What molecule am I?
Ethyl methylphenylglycidate is an aromatic organic compound with two functional groups, an ester and an epoxide. It is also known as “strawberry aldehyde” even though it is not found in strawberries and does not contain an aldehyde group. The compound contains two asymmetric centers; the article of commerce is a racemate of all four stereoisomers.
The first known synthesis of ethyl methylphenylglycidate was reported in 1905 by Rainer Ludwig Claisen at the University of Berlin in a lengthy article titled “About some syntheses using sodium amide”. Claisen was a pioneering chemist primarily known for developing condensation and rearrangement reactions that bear his name.
Today, ethyl methylphenylglycidate is synthesized by a method reported in 1961 by Keiiti Sisido, Osamu Nakanisi, and Hitosi Nozaki* at Kyoto University (Japan). They used the Darzens condensation, in which a ketone (acetophenone in this case) is treated with an α-haloester (ethyl chloroacetate) to form the epoxide ring.

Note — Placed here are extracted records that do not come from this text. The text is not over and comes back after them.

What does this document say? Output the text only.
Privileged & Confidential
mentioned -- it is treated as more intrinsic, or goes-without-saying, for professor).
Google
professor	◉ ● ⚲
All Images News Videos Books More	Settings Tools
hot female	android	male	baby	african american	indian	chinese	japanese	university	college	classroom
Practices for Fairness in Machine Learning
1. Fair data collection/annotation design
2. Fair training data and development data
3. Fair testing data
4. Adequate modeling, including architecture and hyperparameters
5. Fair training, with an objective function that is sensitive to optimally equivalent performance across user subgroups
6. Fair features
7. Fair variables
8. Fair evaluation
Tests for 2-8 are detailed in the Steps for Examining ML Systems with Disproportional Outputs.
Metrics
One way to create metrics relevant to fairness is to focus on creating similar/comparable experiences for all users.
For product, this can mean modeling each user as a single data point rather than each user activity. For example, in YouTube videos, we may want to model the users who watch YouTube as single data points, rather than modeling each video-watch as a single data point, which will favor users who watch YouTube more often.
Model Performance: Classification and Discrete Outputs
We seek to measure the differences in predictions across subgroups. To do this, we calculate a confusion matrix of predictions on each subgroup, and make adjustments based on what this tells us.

Ethyl methylphenylglycidate’s flavor and aroma are reminiscent of strawberries, hence its nickname. It is used not only as an artificial strawberry-flavoring agent, but also in the fragrance industry, particularly in perfumes, personal care products, soaps, and detergents.
So why might you be consuming this molecule on Saturday? January 15 is National Strawberry Ice Cream Day! Be sure to get your fill of ethyl methylphenylglycidate.